Other venues in line for a boost include Beamish Living Museum in County Durham, the Northcott Theatre in Exeter and the Yorkshire Sculpture Park in Wakefield.
Arts Council England chairman Sir Nicholas Serota said: ‘Theatres, museums, galleries, dance companies and music venues bring joy to people and life to our cities, towns and villages.
‘This is a difficult time for us all, but this first round of funding from the Culture Recovery Fund will help sustain hundreds of cultural spaces and organisations that are loved and admired by local communities and international audiences.’
Mr Dowden added: ‘This funding is a vital boost for the theatres, music venues, museums and cultural organisations that form the soul of our nation.
‘It will protect these special places, save jobs and help the culture sector’s recovery.
‘These places and projects are cultural beacons the length and breadth of the country – from the Beamish museum in County Durham to the Birmingham Royal Ballet and the Bristol Old Vic.’

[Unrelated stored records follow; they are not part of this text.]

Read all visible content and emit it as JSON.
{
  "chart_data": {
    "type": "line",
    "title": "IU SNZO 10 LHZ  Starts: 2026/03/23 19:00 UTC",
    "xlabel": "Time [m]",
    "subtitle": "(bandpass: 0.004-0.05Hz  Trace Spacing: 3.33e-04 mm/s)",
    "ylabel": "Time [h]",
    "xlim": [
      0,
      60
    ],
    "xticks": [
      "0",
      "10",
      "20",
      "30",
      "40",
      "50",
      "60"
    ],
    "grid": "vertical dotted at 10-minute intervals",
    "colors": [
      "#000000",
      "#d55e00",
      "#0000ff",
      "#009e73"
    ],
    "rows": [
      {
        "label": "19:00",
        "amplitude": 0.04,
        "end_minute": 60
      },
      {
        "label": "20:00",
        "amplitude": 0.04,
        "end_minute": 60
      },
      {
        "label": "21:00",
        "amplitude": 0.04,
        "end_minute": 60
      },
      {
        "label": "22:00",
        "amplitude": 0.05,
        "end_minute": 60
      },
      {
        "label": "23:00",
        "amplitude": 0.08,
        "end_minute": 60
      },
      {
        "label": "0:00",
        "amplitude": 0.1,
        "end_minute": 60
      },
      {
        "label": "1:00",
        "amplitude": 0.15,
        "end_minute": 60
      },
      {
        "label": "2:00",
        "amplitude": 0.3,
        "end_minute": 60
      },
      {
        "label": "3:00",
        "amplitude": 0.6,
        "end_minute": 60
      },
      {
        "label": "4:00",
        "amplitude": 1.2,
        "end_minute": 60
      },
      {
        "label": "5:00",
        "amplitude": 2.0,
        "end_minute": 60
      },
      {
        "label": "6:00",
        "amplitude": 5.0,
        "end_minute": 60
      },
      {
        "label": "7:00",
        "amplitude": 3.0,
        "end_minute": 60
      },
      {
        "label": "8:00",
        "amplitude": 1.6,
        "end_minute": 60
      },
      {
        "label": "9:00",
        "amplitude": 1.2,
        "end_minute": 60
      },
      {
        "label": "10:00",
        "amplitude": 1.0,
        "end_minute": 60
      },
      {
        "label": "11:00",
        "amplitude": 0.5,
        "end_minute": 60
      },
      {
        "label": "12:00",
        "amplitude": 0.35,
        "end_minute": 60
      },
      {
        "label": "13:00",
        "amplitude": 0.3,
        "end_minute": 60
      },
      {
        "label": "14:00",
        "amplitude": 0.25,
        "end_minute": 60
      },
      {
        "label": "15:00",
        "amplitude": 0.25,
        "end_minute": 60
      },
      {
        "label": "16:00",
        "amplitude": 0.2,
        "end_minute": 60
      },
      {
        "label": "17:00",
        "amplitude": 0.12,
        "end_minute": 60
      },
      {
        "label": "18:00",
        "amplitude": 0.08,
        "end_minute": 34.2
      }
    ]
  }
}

The announcement comes after Rishi Sunak was accused of an ‘incredibly insulting’ attitude towards the arts by frustrated workers currently unable to earn an income.
The Chancellor was criticised last week when, during an interview about the effect of the pandemic on people working in the arts, he spoke about the need to ‘adapt’ and suggested there would be ‘fresh and new opportunities’ available for those who could not do their old jobs.
But Mr Sunak has denied he was suggesting people in the struggling creative industries should retrain and find other jobs after coronavirus left them unable to work.
According to Arts Council England, the arts and culture industry contributes more than £10 billion a year to the UK economy, with £3 spent on food, drink, accommodation and travel for every £1 spent on theatre tickets.